Spicy Bombe

 

 

 

 

   エレベーターを降り、 目的の部屋まで歩く。

  ドアとドアの間隔が広い。

 「……部屋がそんだけ広いってことかよ。 贅沢……」

  こんなところに一人暮らしをしているというまだ見ぬクラスメートの従兄弟が憎たらしくなる。

 「こんな所に住めるくらいの金持ちが偏食だあ? どんな面してやがんだよ」

  どうせ偏食が祟ってひ弱な偏屈野郎に決まっている。

  淳平は応対の悪さに一気に印象を悪くした相手を、 がりがりの陰気なタイプと決め付けていた。

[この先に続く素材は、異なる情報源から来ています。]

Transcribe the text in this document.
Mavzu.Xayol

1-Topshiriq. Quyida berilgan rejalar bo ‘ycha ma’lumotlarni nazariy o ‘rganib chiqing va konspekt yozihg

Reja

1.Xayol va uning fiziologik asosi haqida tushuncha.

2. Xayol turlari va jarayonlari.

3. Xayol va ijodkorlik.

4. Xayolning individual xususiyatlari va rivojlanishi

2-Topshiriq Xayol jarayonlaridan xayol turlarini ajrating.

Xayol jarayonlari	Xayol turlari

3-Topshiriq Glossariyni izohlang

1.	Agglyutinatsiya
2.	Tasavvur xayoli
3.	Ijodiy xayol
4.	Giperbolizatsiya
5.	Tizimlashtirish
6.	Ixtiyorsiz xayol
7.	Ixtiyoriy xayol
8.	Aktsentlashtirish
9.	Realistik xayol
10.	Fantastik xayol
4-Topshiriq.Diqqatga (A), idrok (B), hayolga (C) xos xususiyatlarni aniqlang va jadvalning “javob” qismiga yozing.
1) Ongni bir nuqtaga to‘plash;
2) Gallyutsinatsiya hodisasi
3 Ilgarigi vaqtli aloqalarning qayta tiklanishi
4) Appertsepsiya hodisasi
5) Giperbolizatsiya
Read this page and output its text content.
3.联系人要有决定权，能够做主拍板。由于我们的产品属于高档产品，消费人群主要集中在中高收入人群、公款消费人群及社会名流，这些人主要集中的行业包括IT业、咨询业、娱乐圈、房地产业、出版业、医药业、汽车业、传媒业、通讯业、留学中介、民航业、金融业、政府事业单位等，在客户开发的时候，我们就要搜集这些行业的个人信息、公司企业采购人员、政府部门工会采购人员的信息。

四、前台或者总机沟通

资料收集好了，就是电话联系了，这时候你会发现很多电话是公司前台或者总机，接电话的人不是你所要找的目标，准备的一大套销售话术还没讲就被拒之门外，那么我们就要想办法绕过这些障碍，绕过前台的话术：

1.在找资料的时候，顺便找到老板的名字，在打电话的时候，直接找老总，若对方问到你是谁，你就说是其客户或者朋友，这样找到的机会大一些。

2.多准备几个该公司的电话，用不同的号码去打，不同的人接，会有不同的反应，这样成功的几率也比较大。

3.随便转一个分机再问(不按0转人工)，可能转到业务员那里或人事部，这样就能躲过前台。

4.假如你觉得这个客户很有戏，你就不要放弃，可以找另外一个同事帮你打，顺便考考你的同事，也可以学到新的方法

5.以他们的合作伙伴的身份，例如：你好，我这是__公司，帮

  が、 その想像は目指す部屋のドアが開いた瞬間に吹っ飛んだ。

  淳平が鳴らしたインターフォンに不機嫌そうにドアを開けた男は、 176cmある淳平が見上げる

ほどの長身の男だった。

 「……上がれ」

  ぶすっとしたまま男はじろりと淳平の顔を見ると、 顎をしゃくって中へと促がした。

  そしてそのまま無言でさっさと中へ入っていった。

  淳平はその態度の悪さにまたむっとする。

  しかし、 とりあえずはと靴を脱いで中に入っていった。

  中は想像以上に広かった。

  ざっと見るだけでリビングのほかに3部屋はある。

 「……すげえ…」

  普通の4LDKの一軒屋に家族4人で暮らしている淳平には、 信じられない光景だった。

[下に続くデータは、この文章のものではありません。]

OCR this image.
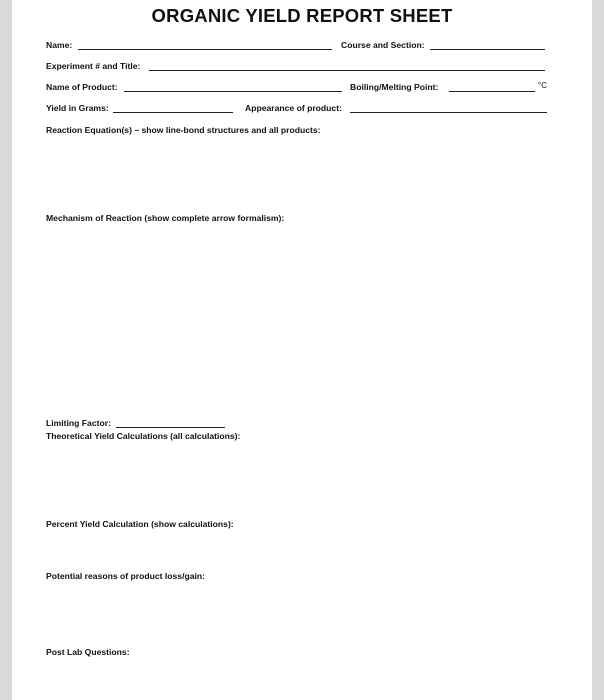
ORGANIC YIELD REPORT SHEET
Name:	Course and Section:
Experiment # and Title:
Name of Product:	Boiling/Melting Point:	°C
Yield in Grams:	Appearance of product:
Reaction Equation(s) – show line-bond structures and all products:
Mechanism of Reaction (show complete arrow formalism):
Limiting Factor:
Theoretical Yield Calculations (all calculations):
Percent Yield Calculation (show calculations):
Potential reasons of product loss/gain:
Post Lab Questions:
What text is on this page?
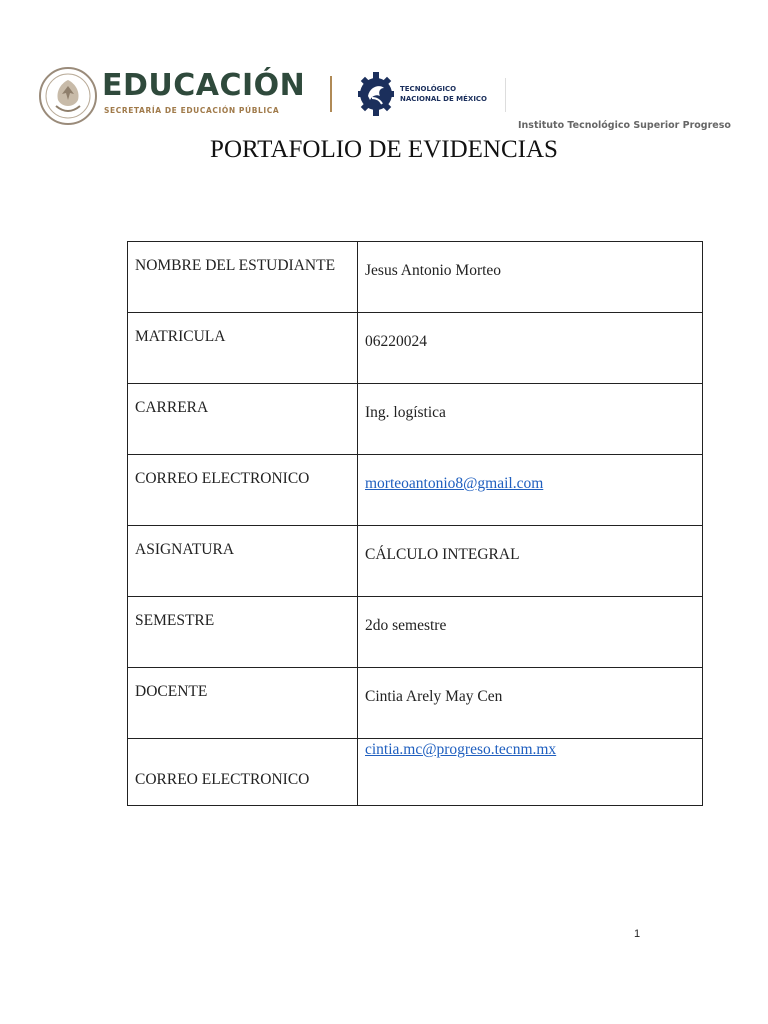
EDUCACIÓN
SECRETARÍA DE EDUCACIÓN PÚBLICA
TECNOLÓGICO
NACIONAL DE MÉXICO
Instituto Tecnológico Superior Progreso
PORTAFOLIO DE EVIDENCIAS
NOMBRE DEL ESTUDIANTE	Jesus Antonio Morteo
MATRICULA	06220024
CARRERA	Ing. logística
CORREO ELECTRONICO	morteoantonio8@gmail.com
ASIGNATURA	CÁLCULO INTEGRAL
SEMESTRE	2do semestre
DOCENTE	Cintia Arely May Cen
CORREO ELECTRONICO	cintia.mc@progreso.tecnm.mx
1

 「何をしている、 飯作りに来たんだろう。 さっさと作れ。」

  呆然と部屋を見まわしていた淳平に男が傲慢な口調で言う。

  その態度に淳平のただでさえ細い堪忍袋の緒が切れた。

 「……っ! あんたなあっ その口の聞き方なんだよ! 偉そうにっ」

 「お前、 仕事でここに来たんだろう。 ならさっさとやれ」

 「あんたに頼まれたんじゃねえっ あんたのお袋さんからだっ  あんたに命令される筋合い

はねえっ」

 「なら帰るか?」

 「っ!」

  平然と言う男に淳平はぐっと言葉に詰まる。

 「〜〜〜っ 飯作るっ!」

  材料をダンッと体面式キッチンのカウンターに置くと、 くるりと男に背と向けた。

  胸がむかむかする。

  腹の中が怒りで煮え繰り返りそうだった。

  ああっ!! ちくしょうっ! さっさと飯作ってこんなところ早くおさらばだっ!!!

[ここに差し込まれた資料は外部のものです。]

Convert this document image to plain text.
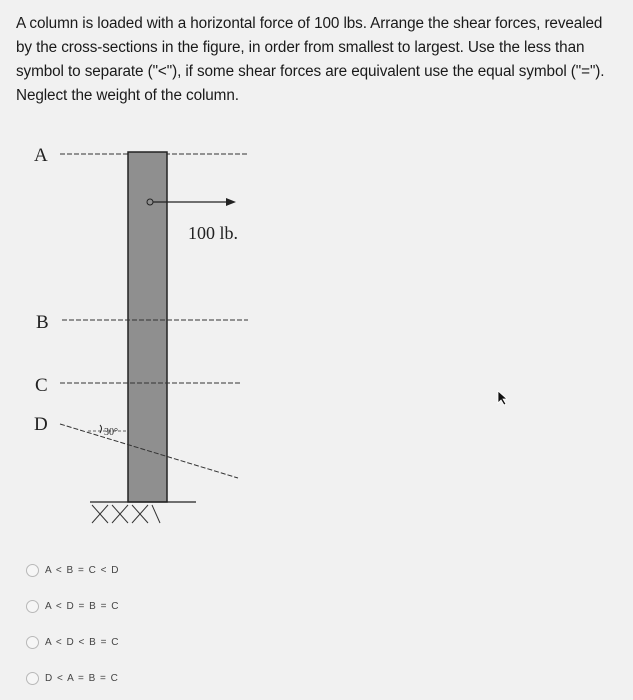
A column is loaded with a horizontal force of 100 lbs. Arrange the shear forces, revealed by the cross-sections in the figure, in order from smallest to largest. Use the less than symbol to separate ("<"), if some shear forces are equivalent use the equal symbol ("="). Neglect the weight of the column.
A
100 lb.
B
C
D	30°
A < B = C < D
A < D = B = C
A < D < B = C
D < A = B = C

  心の中で男を罵倒しながら、 がたがたと料理を始める。

  男の一人暮らしということで、 鍋などの調理器具はあるのかと危惧していたが、 その辺りは

案外揃っていてほっとする。

  お袋さんが揃えたのかな〜……

  女でもいたのかもしれない。

  男の容姿は想像とは全く違うものだった。

  淳平は包丁を動かしながら、 背後のリビングのソファにふんぞりかえって新聞を読んでいる

男にちらりと目をやった。

  不機嫌そうに顔をしかめ口を真一文字に閉じたその顔は、 それでも鑑賞に堪えうる相当な

ハンサムだった。

  ざっくりとした生成りのセーターに黒いジーンズをはいたその姿は、 街にでも出れば10人中

9人の女性までは必ず振りかえるだろう格好の良さだった。

  ちくしょう……足長い……

  無造作に組まれた足が長さを物語っている。

  洗いざらしなのだろう、 額を覆う黒い髪はさらりとした直毛。

  襟筋に沿って整えられた髪形は清潔感に溢れている。

  にっこりと笑えばどんな女でも一たまりもないだろう。

  金があって容姿端麗ってか。

  淳平は世の中の理不尽さを呪いたくなった。

  苛立ちをぶつけるかのように、 ダンッと包丁をまな板に振り下ろす。

  その音に男が顔を上げた。

 「……おい、 ところで何を作っている?」

 「………牛肉の野菜巻き、 豆腐の海老葛あんかけ、 風呂吹き大根味噌タレ、 根菜の味噌汁」

  憮然と応える淳平の言葉に、 男は顔をしかめた。

 「野菜巻きの野菜は抜いてくれ。 それと葛あんは嫌いだ。 それに味噌ダレも。 根菜はごぼう、

蓮根、 里芋、 人参もやめてくれ。……ああ、 ネギや胡瓜、 ナス、 玉ねぎもだめだぞ。」

 「な………っ!」

  淳平は男の言葉に絶句した。

  言われた食材を抜いてしまえば料理が成り立たない。

 「ふ……ざけるなっ! そんなんでどうやって料理しろって?!」

  思わずキッチンから身を乗り出して喚く。

 「自分で考えろ。 その為にここに来たんだろう。」

  顔を真っ赤にして怒りをあらわにする淳平に、 男はフフンと笑いながら言った。